Origin of plant science
Aristotle, who was Theophrastus’s mentor at the Lyceum in ancient Athens, complained bitterly at the way human attention is invariably focused on self-interest and what can be exploited in the world, rather than trying to understand and explain what is going on. He objected:
‘How tiresome it is to keep asking of natural things – what is its use? . . . Once we have got what we need to survive, we should turn our attention to understanding nature in terms of its own ends and goods‘.
Biology was born when Aristotle and Theophrastus divided up the living world into animals and plants with Aristotle beginning a systematic account of the former and Theophrastus the latter. Plant science began with Theophrastus who, at the very outset of his Enquiry into Plants, responded to Aristotle’s request for an impartial investigation of the natural world by issuing a challenge to future plant scientists:
We must consider the distinctive characters and the general nature of plants from the point of view of their morphology, their behaviour under external conditions, their mode of generation and the whole course of their life
To satisfy his curiosity about plants Theophrastus used objective reason, what might be called analytic empiricism (see Socrates, Plato & Aristotle and Reason & science) a much more rigorous methodology than the proto-botany of the ancient civilizations of Egypt and the Mediterranean, Mesopotamia, India, and China all of which emphasised the various ways of using plants, the learned or priestly members of society having particular interest in the medicinal properties of plants. Theophrastus looked beyond plant utility to ask additional questions about the plants themselves – about their structure and function – how they were related to one-another in form, how they reproduced, their physiology, ecology, geography and so on. His studies were part of a research program in an institute of learning, the Lyceum in Athens, which along with the Academy of Plato served as models for today’s universities. Like his mentors Theophrastus questioned everything he was told, always demanding evidence and clear thinking: he was therefore suspicious of the views of his day, the prevailing myths, the influence of deities, and all manner of questionable subjective beliefs and traditions. He was in the tradition of thinkers like Empedocles (c. 495–435 BCE) who had not only derived a crude theory of evolution but also suggested that there was sex in plants, both theories well ahead of his time. Theophrastus’s challenge does not sound unduly onerous to us today but historically it proved extraordinarily difficult to carry out as amply demonstrated by the fact that it took 1500 years for the flame of plant science to be reignited as plant study was reduced once again to descriptive pharmacology. Rather than being a new beginning, Theophrastus’s botany was more a botanical culmination of Ionian Presocratic philosophy.

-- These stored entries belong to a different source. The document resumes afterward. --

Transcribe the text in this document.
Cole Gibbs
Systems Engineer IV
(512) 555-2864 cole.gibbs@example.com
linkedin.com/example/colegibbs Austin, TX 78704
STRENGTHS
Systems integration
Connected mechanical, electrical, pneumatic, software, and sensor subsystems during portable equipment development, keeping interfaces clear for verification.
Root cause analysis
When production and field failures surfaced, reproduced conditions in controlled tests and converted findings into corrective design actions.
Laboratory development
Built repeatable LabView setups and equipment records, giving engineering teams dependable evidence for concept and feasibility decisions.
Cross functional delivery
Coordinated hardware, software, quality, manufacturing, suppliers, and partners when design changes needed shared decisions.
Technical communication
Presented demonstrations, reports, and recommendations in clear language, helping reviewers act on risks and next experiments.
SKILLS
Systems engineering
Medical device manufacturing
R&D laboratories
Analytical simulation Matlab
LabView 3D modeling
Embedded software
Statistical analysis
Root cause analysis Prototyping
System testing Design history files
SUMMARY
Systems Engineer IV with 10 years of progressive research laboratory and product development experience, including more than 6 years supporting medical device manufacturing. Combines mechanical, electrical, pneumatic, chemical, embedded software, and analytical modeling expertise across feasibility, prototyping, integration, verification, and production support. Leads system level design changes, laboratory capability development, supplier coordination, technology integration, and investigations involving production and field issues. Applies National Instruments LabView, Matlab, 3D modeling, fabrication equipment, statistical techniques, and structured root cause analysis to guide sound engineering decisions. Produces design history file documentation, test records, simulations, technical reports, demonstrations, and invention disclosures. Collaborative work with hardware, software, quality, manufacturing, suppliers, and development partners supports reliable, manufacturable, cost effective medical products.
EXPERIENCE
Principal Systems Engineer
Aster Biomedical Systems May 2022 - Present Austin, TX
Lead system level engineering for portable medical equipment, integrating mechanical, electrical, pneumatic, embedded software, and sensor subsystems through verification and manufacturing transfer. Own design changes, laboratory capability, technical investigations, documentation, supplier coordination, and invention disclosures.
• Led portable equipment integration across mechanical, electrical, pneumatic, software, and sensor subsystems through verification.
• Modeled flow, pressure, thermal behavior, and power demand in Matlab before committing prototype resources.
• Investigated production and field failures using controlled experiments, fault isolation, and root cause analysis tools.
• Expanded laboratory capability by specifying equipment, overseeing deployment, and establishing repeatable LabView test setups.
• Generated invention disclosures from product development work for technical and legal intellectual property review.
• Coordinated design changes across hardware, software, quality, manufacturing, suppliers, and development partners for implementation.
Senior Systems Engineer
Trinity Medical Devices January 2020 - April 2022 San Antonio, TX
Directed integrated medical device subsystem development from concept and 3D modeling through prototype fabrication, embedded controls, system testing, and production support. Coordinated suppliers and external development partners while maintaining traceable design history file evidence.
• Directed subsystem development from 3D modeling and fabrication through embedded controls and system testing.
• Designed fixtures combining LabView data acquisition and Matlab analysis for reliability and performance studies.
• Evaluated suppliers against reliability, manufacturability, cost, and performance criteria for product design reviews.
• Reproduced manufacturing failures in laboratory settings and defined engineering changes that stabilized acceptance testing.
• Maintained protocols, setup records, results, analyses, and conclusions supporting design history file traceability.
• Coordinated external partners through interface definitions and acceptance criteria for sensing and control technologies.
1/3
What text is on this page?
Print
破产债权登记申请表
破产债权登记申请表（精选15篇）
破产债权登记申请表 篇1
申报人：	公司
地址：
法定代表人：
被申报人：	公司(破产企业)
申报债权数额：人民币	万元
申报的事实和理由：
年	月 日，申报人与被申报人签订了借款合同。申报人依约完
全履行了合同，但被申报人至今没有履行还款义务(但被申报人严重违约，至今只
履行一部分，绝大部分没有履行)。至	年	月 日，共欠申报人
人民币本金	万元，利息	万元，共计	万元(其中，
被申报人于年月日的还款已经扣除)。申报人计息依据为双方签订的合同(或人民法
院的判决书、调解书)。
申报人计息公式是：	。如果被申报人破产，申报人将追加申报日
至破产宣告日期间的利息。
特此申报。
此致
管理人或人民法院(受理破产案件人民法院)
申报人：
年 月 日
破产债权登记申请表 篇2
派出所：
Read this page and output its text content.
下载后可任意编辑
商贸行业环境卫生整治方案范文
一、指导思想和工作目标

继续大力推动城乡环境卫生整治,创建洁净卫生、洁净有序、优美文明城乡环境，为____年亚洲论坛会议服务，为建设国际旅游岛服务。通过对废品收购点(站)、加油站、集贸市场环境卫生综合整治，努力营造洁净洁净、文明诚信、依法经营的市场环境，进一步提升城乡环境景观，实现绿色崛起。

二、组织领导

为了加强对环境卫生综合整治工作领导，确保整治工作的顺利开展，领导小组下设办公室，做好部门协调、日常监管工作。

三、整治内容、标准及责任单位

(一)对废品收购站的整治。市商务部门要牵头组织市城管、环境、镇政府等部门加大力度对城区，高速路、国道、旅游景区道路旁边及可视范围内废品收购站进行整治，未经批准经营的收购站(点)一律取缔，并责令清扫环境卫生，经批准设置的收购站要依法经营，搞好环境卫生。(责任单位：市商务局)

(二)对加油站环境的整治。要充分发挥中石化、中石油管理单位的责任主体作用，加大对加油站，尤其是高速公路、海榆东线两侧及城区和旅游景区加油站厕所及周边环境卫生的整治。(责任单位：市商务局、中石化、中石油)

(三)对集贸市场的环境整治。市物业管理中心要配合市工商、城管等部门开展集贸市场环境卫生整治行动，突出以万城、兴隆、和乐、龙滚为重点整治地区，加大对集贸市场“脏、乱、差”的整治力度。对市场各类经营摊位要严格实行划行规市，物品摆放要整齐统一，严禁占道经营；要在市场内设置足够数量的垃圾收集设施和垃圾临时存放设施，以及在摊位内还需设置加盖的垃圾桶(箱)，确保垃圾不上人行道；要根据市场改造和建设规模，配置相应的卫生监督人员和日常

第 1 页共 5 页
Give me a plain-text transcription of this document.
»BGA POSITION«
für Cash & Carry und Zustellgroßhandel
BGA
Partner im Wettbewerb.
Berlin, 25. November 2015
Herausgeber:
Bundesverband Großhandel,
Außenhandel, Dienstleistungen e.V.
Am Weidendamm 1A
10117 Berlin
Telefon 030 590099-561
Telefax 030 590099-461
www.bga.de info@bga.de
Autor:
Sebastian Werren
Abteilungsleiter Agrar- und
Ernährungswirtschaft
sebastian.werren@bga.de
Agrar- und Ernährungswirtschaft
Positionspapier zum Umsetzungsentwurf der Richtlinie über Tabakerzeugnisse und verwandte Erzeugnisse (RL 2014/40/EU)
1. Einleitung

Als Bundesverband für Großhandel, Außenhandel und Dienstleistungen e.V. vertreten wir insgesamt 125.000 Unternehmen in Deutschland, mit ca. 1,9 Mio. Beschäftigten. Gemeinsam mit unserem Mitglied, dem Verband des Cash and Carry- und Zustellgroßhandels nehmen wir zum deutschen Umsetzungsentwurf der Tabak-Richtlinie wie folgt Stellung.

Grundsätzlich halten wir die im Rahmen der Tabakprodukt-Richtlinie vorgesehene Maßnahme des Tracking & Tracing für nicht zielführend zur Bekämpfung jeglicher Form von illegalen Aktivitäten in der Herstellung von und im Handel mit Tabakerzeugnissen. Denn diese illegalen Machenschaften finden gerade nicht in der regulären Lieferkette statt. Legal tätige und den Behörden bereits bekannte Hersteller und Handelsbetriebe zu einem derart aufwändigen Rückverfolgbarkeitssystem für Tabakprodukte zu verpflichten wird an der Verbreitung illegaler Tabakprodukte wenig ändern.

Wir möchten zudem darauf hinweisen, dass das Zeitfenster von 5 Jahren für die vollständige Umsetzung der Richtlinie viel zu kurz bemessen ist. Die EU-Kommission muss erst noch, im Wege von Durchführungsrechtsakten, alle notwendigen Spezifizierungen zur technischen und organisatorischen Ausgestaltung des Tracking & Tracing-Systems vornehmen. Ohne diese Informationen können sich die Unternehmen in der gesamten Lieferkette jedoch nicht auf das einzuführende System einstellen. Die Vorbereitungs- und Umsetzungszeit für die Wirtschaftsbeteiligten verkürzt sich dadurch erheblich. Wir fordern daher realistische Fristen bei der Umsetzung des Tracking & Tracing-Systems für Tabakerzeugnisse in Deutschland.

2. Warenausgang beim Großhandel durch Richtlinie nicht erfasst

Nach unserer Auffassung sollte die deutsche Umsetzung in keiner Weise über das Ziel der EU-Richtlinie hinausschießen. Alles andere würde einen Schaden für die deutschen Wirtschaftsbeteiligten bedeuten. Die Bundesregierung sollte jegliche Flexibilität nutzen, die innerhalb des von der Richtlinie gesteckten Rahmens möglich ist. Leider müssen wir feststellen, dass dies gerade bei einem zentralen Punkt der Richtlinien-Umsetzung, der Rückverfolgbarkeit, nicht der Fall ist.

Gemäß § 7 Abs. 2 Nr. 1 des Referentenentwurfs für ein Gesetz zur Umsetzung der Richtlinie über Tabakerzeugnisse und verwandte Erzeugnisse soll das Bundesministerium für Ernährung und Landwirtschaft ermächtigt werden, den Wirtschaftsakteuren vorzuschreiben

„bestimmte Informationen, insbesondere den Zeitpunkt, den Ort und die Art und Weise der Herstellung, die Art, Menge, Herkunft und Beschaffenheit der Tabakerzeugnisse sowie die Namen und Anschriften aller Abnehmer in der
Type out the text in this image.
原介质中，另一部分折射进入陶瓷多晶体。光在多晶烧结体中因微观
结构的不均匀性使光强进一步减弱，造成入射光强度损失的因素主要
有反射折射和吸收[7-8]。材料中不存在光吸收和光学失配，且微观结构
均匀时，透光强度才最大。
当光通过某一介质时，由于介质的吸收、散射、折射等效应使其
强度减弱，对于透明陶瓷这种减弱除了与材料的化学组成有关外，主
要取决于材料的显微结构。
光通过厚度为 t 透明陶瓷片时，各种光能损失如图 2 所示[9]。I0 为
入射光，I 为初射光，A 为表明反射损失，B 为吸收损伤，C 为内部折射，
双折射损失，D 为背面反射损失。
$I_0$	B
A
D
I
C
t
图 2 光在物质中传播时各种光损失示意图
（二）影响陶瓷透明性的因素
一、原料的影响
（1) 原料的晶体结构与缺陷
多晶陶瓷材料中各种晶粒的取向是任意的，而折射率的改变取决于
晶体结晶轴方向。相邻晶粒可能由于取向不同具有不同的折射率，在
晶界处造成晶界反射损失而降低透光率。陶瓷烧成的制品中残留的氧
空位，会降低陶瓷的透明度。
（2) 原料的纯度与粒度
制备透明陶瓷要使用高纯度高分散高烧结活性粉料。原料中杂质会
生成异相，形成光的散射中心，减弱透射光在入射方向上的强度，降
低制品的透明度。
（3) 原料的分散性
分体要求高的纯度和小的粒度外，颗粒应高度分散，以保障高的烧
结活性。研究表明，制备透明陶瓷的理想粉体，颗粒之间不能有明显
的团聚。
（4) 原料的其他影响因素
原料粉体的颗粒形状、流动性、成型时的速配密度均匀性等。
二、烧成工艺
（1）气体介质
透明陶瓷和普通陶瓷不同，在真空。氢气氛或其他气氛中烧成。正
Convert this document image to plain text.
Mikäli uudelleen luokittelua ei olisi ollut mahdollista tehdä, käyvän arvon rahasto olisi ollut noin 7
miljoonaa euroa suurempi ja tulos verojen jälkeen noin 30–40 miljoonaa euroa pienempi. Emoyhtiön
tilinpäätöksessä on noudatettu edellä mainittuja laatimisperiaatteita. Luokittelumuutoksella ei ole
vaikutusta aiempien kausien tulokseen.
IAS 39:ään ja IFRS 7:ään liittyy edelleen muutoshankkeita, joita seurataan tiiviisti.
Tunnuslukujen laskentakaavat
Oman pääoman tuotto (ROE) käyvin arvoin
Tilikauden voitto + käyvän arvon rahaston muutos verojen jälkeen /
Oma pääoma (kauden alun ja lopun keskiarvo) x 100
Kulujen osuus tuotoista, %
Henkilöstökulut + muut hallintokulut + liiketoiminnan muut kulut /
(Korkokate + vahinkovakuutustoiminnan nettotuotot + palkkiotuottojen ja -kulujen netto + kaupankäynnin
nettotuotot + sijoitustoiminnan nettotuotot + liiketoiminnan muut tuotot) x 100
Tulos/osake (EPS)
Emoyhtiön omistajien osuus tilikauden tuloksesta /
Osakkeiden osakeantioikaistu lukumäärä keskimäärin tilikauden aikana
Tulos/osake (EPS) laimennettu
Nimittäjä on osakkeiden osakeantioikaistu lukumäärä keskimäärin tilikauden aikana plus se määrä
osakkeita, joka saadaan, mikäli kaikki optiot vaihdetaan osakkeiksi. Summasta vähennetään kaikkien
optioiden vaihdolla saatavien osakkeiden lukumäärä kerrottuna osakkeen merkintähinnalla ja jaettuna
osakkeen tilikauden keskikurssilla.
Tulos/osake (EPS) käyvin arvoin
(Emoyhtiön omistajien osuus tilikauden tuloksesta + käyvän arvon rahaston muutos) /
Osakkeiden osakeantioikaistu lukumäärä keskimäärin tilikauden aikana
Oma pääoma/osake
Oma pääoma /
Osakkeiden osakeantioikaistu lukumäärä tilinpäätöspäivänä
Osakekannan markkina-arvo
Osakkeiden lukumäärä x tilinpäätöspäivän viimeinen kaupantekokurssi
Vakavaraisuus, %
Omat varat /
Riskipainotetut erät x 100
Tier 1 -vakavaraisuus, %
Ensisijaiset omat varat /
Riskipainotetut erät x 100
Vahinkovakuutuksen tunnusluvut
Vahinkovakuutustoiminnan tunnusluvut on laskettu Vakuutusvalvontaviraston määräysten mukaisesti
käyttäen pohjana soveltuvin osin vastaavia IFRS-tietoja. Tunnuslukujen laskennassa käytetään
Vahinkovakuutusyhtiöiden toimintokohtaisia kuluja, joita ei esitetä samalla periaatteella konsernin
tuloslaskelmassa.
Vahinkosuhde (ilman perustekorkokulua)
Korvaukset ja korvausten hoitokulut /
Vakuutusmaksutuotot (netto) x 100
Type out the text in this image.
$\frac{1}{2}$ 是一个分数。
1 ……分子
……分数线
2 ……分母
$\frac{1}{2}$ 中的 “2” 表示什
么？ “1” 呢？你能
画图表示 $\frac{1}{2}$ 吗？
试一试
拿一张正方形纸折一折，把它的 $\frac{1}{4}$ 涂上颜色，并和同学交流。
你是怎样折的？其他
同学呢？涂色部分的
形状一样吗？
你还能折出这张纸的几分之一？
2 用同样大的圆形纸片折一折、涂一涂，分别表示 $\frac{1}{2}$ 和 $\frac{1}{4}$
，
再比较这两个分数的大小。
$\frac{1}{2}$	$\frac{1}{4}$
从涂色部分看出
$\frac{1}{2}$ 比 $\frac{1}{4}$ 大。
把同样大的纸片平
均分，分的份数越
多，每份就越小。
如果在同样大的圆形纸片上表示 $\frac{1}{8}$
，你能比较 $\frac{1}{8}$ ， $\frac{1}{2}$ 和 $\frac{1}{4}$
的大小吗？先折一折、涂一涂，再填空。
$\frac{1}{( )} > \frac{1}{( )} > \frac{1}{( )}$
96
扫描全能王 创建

The ancient Greeks had discovered a method of penetrating and understanding the natural world as never before, a highly effective method that we still cherish today. What they had discovered was science, and it would transform the world. Science was not a miracle technology or secret recipe – it was a mode of thinking.
So how did the history of plant science unfold after Theophrastus?
The history of botany has been the topic of several books but this account has drawn heavily on the excellent History of Botanical Science by Alan Morton (1981), it is discussed mainly from a Western perspective.
Economic botany, plant introduction, gardens & plant science
Other developments at this time included the curious, beautiful and economically useful plant trophies sent back to Athens by explorers and from military campaigns. Epicurus had established what was possibly the first decorative garden in Athens and gardens were generally becoming more elaborate and commonplace across the Mediterranean and Persian world descending, we assume, from the ancient palace gardens and designed city precincts of ancient Egypt and Mesopotamia. But the best known medicinal manuscript influenced by this period of history was written in about 65 CE was De Materia Medica (Materials of Medicine) a list of herbs and their properties written by Pedanios Dioscorides (c. 40–90 CE) a Greek physician in the Roman army. For many centuries this work would be regarded as definitive and slavishly copied again and again well into the Renaissance even though we now know of works like De Simplicibus by the brilliant Greek physician in Roman Pergamon, Galen (c.131–201 CE) which is much more informative.